Update 2024: The tmQMg dataset has been extended by 13,756 transition metal complexes extracted from the Cambridge Structural Database.
This repository contains the graph dataset tmQMg containing descriptive graph representations of 74,555 transition metal complexes (TMCs), including all thirty elements from the 3d, 4d, and 5d series. These representations were derived from quantum chemistry simulation data and more preciseley Natural Bond Order (NBO) analysis. We provide three different types of graphs as GML formatted files: baseline, u-NatQG and d-NatQG. The graphs can be used in deep graph learning methods and can be downloaded from here. The code used to generate these representations can be found at HyDGL. A detailed discussion about the representations and machine learning methods can be found in the corresponding publication.
- Overview of the different graph types and links to their storage location.
- List of all TMCs and their respective graph level features, quantum properties and SMILES strings.
- Graph level features are: charge, molecular mass, number of atoms and number of electrons
- The TMC SMILES strings were computed using the xyz2mol_tm tool developed by the Jensen group. In particular, we made use of their procedure based on extended Hückel data.
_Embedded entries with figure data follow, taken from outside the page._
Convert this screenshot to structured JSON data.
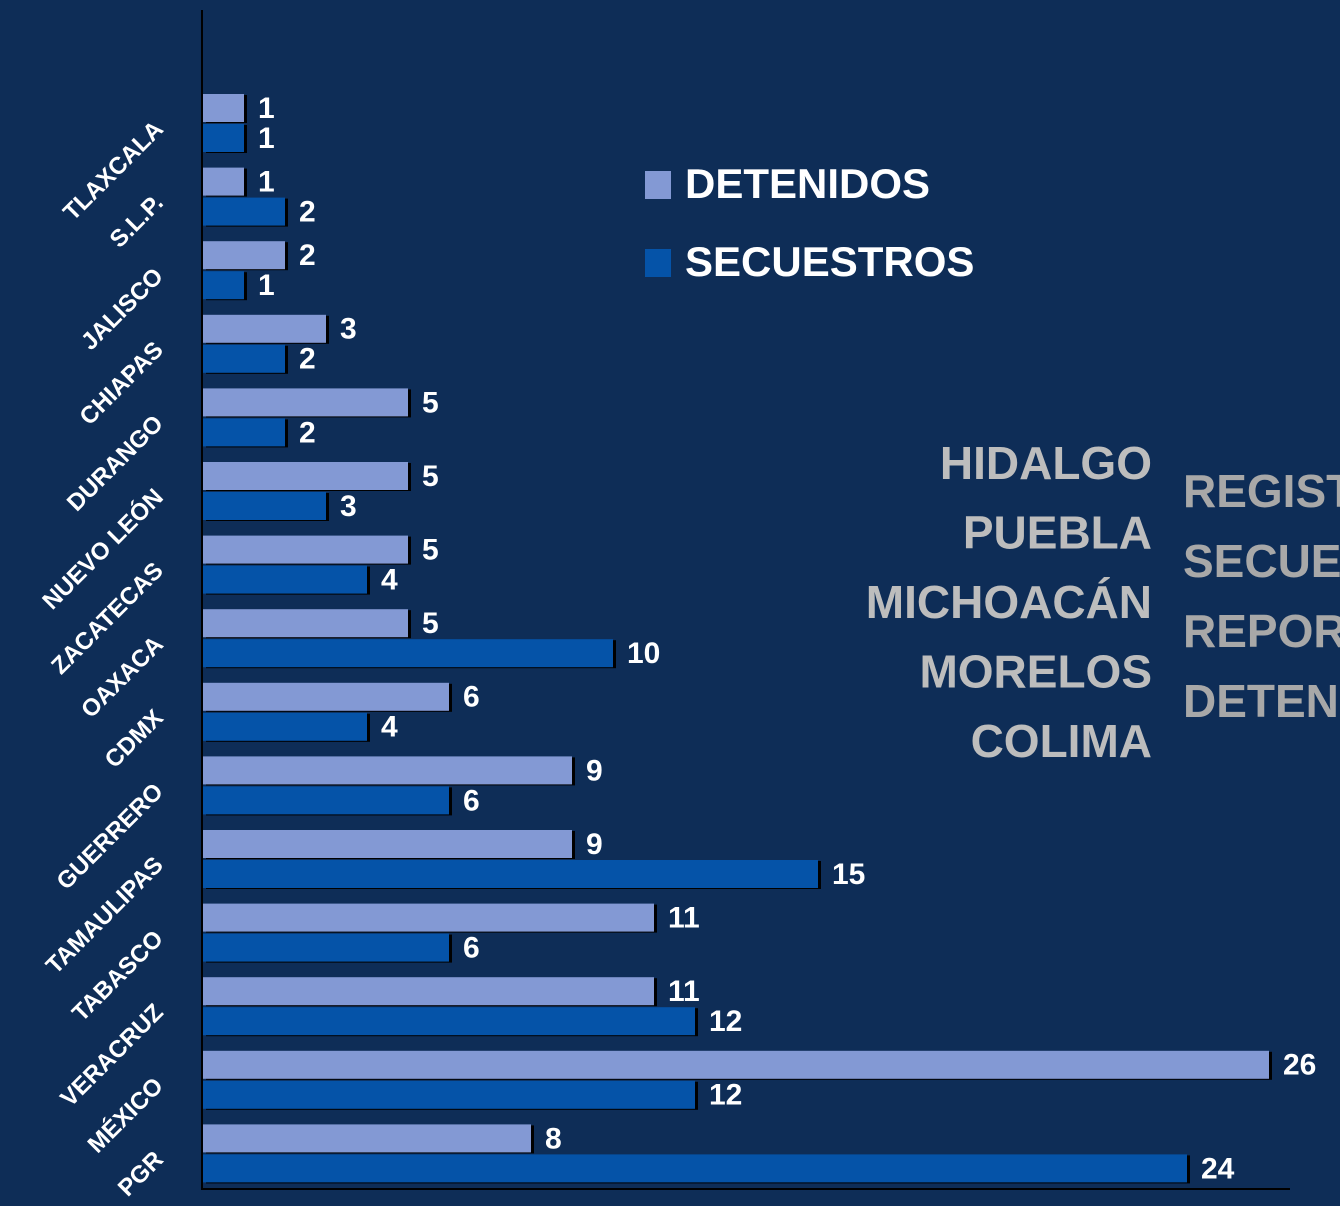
{
  "chart_data": {
    "type": "hbar",
    "categories": [
      "TLAXCALA",
      "S.L.P.",
      "JALISCO",
      "CHIAPAS",
      "DURANGO",
      "NUEVO LEÓN",
      "ZACATECAS",
      "OAXACA",
      "CDMX",
      "GUERRERO",
      "TAMAULIPAS",
      "TABASCO",
      "VERACRUZ",
      "MÉXICO",
      "PGR"
    ],
    "series": [
      {
        "name": "DETENIDOS",
        "color": "#8399d4",
        "values": [
          1,
          1,
          2,
          3,
          5,
          5,
          5,
          5,
          6,
          9,
          9,
          11,
          11,
          26,
          8
        ]
      },
      {
        "name": "SECUESTROS",
        "color": "#0553a8",
        "values": [
          1,
          2,
          1,
          2,
          2,
          3,
          4,
          10,
          4,
          6,
          15,
          6,
          12,
          12,
          24
        ]
      }
    ],
    "annotations": [
      "HIDALGO",
      "PUEBLA",
      "MICHOACÁN",
      "MORELOS",
      "COLIMA"
    ],
    "side_text": [
      "REGIST",
      "SECUES",
      "REPORT",
      "DETENI"
    ]
  }
}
Details can be found in the associated publication.
- Zip file of the xyz data of all compounds in the dataset.
Furthermore, we provide here the Python codes used to perform the various machine learning experiments.
- List of the IDs of about 2.5k of the TMCs that were deemed to be outliers based on their quantum properties for the performed ML experiments.
- Holds the code for the Gilmer net and comprehensive analysis of data.
- Consult the provided README for more info.